Motoristas e motociclistas que sofrerem acidentes de trânsito e ficarem com sequelas permanentes poderão ter direito ao auxílio-acidente pago pelo Instituto Nacional do Seguro Social (INSS), desde que cumpram os requisitos previstos na legislação. Em 2026, o benefício pode chegar a R$ 4.237,78 por mês, equivalente a 50% do teto previdenciário vigente.
O auxílio-acidente possui caráter indenizatório e pode ser concedido mesmo que o trabalhador retorne às suas atividades profissionais. O benefício busca compensar a redução permanente da capacidade laboral causada pelo acidente.
O simples fato de sofrer um acidente de trânsito não garante automaticamente o benefício. Cada pedido passa por análise individual do INSS e depende do cumprimento de uma série de exigências legais.
Entre os principais requisitos estão:
- possuir qualidade de segurado do INSS na data do acidente;
- ter concluído o tratamento médico, com estabilização das lesões;
- apresentar sequelas permanentes;
- comprovar redução da capacidade para exercer a atividade profissional habitual;
- passar por perícia médica do INSS, responsável por avaliar o impacto das sequelas.
Caso o benefício seja negado, o segurado ainda pode recorrer administrativamente ou buscar a revisão da decisão na Justiça.

Sequelas mais comuns após acidentes
Os acidentes de motocicleta estão entre as principais causas de incapacidades permanentes no Brasil e frequentemente deixam limitações que podem comprometer a vida profissional da vítima.

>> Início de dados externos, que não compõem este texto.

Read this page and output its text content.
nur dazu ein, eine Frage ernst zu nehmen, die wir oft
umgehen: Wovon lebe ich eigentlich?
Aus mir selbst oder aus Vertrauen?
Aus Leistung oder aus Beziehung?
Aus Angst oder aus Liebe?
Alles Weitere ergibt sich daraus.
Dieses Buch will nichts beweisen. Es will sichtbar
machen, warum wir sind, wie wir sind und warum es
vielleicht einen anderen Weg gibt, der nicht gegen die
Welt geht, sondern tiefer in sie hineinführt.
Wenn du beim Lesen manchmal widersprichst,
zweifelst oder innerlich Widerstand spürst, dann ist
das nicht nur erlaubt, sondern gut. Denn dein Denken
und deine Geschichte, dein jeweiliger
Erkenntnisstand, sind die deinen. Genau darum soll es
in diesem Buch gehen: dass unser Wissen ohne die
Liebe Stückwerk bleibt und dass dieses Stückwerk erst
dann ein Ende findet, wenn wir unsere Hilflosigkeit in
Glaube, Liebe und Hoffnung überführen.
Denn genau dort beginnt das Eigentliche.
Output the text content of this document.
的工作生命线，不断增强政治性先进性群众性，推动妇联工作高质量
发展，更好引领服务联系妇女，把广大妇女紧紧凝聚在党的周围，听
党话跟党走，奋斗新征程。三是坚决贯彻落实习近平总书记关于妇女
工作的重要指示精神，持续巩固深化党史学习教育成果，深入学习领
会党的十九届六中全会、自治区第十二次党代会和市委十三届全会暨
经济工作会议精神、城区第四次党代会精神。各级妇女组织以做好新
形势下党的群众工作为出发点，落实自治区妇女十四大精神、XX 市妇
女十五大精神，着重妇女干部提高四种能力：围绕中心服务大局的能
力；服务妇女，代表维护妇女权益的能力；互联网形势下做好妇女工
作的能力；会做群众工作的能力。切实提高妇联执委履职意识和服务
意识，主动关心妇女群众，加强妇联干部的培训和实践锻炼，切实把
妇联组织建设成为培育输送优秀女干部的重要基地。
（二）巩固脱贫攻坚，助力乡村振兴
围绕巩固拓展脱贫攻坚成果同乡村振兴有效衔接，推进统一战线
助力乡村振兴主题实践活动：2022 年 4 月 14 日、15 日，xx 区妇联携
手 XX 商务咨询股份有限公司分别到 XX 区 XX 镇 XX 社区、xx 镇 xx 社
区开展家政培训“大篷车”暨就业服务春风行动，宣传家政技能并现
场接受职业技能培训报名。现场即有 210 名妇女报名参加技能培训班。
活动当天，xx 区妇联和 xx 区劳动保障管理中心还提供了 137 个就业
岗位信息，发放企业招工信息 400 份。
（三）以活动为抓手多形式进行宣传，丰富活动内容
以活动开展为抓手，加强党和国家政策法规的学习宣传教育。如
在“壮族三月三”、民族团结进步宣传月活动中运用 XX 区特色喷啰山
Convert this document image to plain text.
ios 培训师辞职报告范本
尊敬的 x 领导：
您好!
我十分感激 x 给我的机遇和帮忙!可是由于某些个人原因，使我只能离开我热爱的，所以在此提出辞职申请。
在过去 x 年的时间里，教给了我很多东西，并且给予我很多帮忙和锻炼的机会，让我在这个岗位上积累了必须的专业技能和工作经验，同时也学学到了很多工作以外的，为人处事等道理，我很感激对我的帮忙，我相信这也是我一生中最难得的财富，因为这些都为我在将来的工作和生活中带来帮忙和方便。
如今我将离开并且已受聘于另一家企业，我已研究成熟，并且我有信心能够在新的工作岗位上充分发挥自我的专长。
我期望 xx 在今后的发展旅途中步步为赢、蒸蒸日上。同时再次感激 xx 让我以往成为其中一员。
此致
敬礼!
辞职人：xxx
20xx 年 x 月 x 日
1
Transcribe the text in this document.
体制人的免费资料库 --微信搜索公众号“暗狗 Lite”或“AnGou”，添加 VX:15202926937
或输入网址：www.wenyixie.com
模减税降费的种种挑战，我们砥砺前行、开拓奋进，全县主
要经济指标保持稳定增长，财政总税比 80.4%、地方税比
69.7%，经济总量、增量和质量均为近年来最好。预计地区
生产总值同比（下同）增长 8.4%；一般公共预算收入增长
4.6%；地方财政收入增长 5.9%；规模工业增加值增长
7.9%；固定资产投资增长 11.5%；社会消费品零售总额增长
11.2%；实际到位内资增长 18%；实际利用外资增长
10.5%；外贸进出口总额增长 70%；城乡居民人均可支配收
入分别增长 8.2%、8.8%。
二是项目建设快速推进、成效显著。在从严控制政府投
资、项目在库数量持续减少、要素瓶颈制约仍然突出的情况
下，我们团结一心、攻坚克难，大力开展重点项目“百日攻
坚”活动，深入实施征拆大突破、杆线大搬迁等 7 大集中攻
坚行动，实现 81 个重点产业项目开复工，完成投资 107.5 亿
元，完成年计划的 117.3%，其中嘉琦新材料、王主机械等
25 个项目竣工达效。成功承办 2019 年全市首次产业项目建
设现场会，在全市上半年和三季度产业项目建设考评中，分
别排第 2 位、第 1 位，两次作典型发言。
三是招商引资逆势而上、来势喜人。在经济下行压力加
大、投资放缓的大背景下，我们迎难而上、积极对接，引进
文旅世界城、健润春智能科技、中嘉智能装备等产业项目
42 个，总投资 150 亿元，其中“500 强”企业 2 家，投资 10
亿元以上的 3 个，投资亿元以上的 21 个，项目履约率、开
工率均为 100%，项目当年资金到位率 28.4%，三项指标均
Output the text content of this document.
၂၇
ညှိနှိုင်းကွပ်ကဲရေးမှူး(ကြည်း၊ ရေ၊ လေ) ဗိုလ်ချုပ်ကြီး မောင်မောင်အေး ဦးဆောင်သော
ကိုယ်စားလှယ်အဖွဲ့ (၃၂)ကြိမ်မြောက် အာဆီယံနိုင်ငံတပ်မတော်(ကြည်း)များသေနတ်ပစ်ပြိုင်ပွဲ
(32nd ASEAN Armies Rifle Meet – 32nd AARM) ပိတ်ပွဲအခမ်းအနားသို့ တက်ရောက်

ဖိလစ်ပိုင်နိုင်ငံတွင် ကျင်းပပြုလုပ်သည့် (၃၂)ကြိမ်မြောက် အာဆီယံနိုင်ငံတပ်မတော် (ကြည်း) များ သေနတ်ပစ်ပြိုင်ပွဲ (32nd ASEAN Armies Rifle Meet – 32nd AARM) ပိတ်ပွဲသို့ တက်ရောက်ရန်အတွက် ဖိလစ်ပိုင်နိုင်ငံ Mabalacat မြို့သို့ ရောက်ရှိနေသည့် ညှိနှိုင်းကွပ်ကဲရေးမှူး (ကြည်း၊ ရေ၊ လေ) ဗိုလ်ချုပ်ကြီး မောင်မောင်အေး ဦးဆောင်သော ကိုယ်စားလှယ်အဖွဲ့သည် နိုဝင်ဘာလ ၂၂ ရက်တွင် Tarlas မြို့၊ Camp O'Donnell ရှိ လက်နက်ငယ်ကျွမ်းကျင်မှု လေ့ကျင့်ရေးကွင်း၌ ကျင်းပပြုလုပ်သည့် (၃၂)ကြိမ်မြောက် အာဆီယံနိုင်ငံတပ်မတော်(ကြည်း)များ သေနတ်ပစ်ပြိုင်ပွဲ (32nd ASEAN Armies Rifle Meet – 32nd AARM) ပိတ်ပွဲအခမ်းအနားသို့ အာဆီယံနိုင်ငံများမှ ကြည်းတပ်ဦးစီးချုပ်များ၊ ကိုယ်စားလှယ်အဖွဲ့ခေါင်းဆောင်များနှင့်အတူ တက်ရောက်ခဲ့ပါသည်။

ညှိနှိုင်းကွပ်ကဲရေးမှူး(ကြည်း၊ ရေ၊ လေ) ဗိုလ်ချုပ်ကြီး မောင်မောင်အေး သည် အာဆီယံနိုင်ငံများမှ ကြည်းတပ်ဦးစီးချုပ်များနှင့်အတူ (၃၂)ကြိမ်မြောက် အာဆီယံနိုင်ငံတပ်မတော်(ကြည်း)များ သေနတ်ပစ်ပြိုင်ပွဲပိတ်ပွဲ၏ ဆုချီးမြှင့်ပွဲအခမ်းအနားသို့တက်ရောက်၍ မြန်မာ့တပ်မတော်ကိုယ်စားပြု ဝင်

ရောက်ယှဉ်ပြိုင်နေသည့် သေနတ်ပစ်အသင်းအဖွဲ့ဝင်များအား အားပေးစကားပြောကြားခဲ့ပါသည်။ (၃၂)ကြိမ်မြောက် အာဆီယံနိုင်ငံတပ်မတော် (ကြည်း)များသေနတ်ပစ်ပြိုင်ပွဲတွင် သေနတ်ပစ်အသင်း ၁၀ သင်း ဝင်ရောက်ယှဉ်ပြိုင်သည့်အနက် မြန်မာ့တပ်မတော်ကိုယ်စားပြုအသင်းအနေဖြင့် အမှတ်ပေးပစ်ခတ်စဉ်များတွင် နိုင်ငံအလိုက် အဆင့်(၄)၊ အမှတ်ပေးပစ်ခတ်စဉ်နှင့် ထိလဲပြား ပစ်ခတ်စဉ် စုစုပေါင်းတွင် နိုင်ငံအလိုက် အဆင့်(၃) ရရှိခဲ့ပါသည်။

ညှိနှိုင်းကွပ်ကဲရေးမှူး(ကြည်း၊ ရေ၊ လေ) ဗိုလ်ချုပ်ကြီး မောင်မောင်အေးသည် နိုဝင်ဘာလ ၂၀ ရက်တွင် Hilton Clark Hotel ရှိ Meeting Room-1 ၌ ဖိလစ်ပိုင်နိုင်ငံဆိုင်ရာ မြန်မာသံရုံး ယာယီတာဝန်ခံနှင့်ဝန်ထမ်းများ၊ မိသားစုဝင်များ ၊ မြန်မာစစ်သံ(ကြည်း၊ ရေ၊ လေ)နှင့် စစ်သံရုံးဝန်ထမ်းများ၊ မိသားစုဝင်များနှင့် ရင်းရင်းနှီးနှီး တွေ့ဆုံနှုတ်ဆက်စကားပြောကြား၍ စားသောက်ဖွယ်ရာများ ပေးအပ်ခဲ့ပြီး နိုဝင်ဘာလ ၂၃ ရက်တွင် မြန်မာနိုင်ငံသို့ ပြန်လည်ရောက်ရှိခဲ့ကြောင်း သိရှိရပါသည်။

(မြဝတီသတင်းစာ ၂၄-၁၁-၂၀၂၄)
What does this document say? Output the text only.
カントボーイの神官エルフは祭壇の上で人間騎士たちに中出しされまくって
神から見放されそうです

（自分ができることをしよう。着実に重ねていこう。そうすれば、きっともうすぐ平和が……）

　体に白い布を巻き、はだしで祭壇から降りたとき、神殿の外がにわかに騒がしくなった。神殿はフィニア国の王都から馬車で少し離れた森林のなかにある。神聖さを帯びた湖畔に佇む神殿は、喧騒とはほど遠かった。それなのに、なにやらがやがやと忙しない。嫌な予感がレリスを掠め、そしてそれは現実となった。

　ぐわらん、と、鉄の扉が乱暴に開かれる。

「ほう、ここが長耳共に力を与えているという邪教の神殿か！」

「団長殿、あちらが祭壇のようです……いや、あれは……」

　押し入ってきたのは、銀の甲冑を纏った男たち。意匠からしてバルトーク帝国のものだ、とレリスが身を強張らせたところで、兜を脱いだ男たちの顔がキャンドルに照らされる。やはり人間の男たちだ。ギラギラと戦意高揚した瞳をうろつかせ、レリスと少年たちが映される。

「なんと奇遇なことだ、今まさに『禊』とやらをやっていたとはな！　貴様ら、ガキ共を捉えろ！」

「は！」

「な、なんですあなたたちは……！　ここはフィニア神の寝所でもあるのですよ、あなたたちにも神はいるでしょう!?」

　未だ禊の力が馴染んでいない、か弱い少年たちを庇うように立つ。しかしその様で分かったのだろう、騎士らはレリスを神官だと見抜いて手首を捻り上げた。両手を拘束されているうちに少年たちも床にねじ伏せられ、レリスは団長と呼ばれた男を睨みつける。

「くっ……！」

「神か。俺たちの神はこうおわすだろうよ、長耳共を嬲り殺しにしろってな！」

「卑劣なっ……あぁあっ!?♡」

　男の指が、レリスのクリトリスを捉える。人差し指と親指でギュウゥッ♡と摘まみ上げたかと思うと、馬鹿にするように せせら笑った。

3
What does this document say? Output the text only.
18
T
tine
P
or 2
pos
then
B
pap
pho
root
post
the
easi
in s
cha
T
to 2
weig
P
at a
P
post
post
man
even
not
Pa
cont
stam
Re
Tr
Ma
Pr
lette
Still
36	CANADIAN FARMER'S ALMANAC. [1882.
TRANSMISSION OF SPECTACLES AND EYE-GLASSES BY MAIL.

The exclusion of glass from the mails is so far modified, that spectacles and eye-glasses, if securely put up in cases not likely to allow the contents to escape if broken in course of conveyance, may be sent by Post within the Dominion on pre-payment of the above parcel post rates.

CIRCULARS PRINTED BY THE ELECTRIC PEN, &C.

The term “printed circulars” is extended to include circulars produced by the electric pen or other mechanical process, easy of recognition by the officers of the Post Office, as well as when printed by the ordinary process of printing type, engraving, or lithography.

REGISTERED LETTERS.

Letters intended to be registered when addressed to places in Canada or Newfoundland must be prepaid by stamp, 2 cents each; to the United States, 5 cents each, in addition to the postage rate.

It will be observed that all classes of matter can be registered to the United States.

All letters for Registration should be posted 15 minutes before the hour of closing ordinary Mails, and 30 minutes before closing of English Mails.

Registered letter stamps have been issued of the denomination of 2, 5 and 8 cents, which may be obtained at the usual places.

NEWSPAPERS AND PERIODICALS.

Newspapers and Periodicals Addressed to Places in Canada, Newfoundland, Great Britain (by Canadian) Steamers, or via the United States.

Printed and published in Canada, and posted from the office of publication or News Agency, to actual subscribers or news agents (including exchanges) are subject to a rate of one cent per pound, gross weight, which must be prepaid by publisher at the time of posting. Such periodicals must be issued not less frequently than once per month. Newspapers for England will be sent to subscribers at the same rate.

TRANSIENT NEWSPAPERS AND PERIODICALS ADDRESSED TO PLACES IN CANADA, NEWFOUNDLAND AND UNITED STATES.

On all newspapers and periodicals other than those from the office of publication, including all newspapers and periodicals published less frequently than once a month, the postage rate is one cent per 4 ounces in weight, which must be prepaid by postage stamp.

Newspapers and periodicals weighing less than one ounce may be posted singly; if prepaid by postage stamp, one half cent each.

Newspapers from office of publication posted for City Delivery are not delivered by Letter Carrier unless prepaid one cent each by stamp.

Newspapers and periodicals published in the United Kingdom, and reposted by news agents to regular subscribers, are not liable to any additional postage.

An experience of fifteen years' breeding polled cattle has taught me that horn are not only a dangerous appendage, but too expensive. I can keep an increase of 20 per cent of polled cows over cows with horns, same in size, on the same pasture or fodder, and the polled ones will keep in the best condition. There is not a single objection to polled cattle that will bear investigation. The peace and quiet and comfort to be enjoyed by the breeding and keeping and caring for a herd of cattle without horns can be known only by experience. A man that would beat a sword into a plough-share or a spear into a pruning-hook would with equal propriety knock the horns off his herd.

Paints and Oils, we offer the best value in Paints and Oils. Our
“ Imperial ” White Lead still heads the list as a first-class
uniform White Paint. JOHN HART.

Entre as sequelas mais comuns analisadas pelo INSS estão:
- fraturas com perda funcional;
- limitação permanente dos movimentos;
- perda parcial de força muscular;
- lesões ligamentares;
- lesões na coluna;
- lesões nos ombros e joelhos;
- traumatismos cranianos;
- amputações;
- redução permanente da mobilidade;
- dificuldades para dirigir ou exercer atividades que exijam esforço físico.
Não existe uma lista definitiva de lesões que garantam o benefício. O fator determinante é o quanto a sequela reduz a capacidade de trabalho do segurado.
Como é calculado o valor
O auxílio-acidente corresponde a 50% do salário de benefício, calculado com base na média de 100% dos salários de contribuição registrados no Cadastro Nacional de Informações Sociais (CNIS) desde julho de 1994, conforme as regras estabelecidas após a Reforma da Previdência.
Assim, o valor varia conforme o histórico de contribuições de cada trabalhador.
Em 2026, o teto previdenciário é de R$ 8.475,55, o que faz com que o valor máximo do auxílio-acidente seja de R$ 4.237,78. Como possui natureza indenizatória, o auxílio-acidente pode ser inferior ao salário mínimo e não substitui integralmente a renda do trabalhador.
Especialistas destacam que o auxílio-acidente possui natureza diferente de uma eventual indenização decorrente do acidente de trânsito.
Por isso, dependendo das circunstâncias do caso, o trabalhador poderá ter direito tanto ao benefício previdenciário quanto à indenização, já que se tratam de direitos distintos e que podem coexistir.
Como solicitar o benefício
O pedido pode ser realizado pelo portal ou aplicativo Meu INSS, pelo telefone 135 ou mediante agendamento presencial.
Para solicitar o auxílio-acidente, normalmente é necessário apresentar documentos pessoais, carteira de trabalho, laudos médicos, exames e relatórios que comprovem as sequelas. Nos casos de acidente de trabalho, também pode ser exigida a Comunicação de Acidente de Trabalho (CAT).